Baru juga satu langkah memasuki rumah, Yoga sudah mendengar suara pintu yang dibanting kasar. Siapa lagi pelakunya kalau bukan Gladyz. Yoga harus banyak-banyak beristigfar sekarang.
"Sabar, Ga, dia istri lo," gumamnya.
"Untung sayang."
***
"Dyz," panggil Yoga seraya mengetuk pintu kamar Gladyz.
"Apa?" Terdengar suara dengan nad ketus dari dalam kamar. Namun, tak ada tanda-tanda pintu akan terbuka.
"Makan dulu, entar lo sakit," ucap Yoga selembut mungkin. Berharap Gladyz luluh dan mau keluar kamar.
Semenjak pulang dari rumah orang tuanya Gladyz mengurung diri di kamar. Sebanyak apapun Yoga berteriak dan membujuknya, gadis itu tetap tidak mau keluar. Entah apa yang dia lakukan di dalam sana.
"Emang lo peduli kalau gue sakit?" Sekarang nada bicara Gladyz itu terdengar sinis. Yoga hanya bisa menghela napas dan mengelus dada.
Yoga memutar otak, mencoba mencari cara yang bisa membuat Gladyz keluar dan segera makan. Dia tak ingin Gladyz jatuh sakit. Dia benar-benar mengkhawatirkan istrinya itu.

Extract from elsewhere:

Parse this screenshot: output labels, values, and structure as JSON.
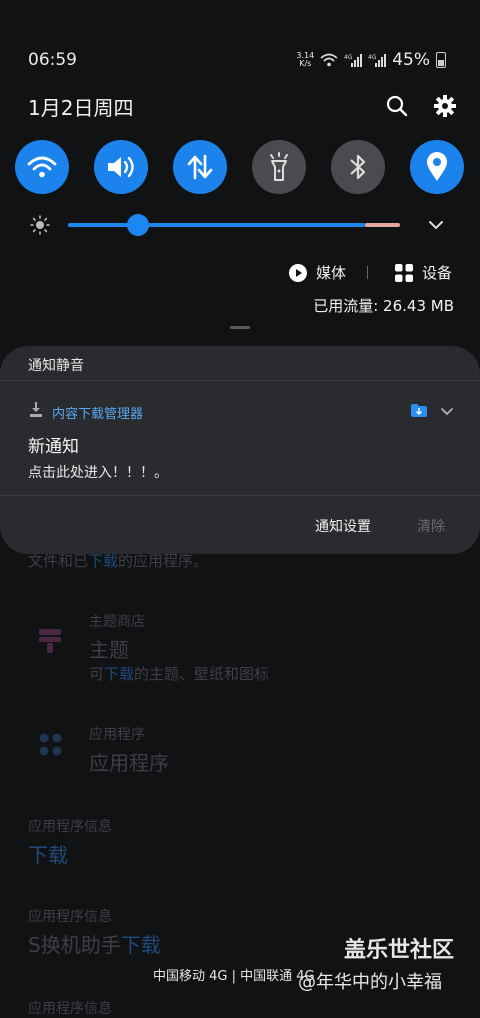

"Sayang, makan dulu, yuk," bujuk Yoga dengan kesabaran ekstra. Kalau bukan karena sayang dia tidak akan melakukan hal seperti ini.
"Gak usah manggil sayang! Najis kayak anjing!"
Kedua tangan Yoga terkepal kuat mencoba menahan diri agar tidak berkata kasar pada Gladyz. Dia tidak ingin gadis itu semakin marah.
Yoga terdiam sesaat, mencoba mengumpulkan kembali puing-puing kesabarannya yang sempat runtuh. Dia harus berbaikan dengan Gladyz malam ini juga. Tak tahan rasanya diperlakukan kembali seperti musuh oleh Gladyz.
"Adyz, kenapa? Kalau ada masalah, cerita. Kalau Yoga ada salah, bilang. Jangan marah-marah gak jelas gini dong," kata Yoga.
"Cerita ke siapa? Ke setan? Ya, kali ngomong sama makhluk gak kasat mata! Goblok lo!" maki Gladyz yang tengah berbaring di kasur sambil memeluk guling. Sebagian tubuhnya ditutupi selimut, sedangkan bantal bukan lagi berada di bawah kepala, melainkan di atas wajah.
Yoga tersentak dengan sebelah tangan memegang dada. Bukannya mendapat jawaban, Yoga malah dikatai goblok oleh Gladyz. Memangnya pertanyaannya tadi seperti orang goblok, ya?
"Gak sama setan juga kali, kan masih ada gue," ujar Yoga yang kini bersandar di depan pintu kamar Gladyz.
"Ogah gue cerita sama lo, mending cerita sama setan!"
"Udah lo pergi aja sana, gak usah ngomong gak jelas di depan kamar gue. Gue mau tidur, bukan mau makan!"
"Lho, kok ngusir? Niat gue kan baik. Gue gak mau lo sakit," protes Yoga.
"Banyak bacot lo. Lo balik ke kamar lo atau gue balik ke rumah bunda?" ancam Gladyz.
Tak ada pilihan lagi selain kembali ke kamar. Yoga tak ingin Gladyz kembali ke rumah lamanya, yang ada mertuanya akan tahu jika rumah tangga mereka sedang tidak baik-baik saja dan Yoga dicap menantu tidak becus.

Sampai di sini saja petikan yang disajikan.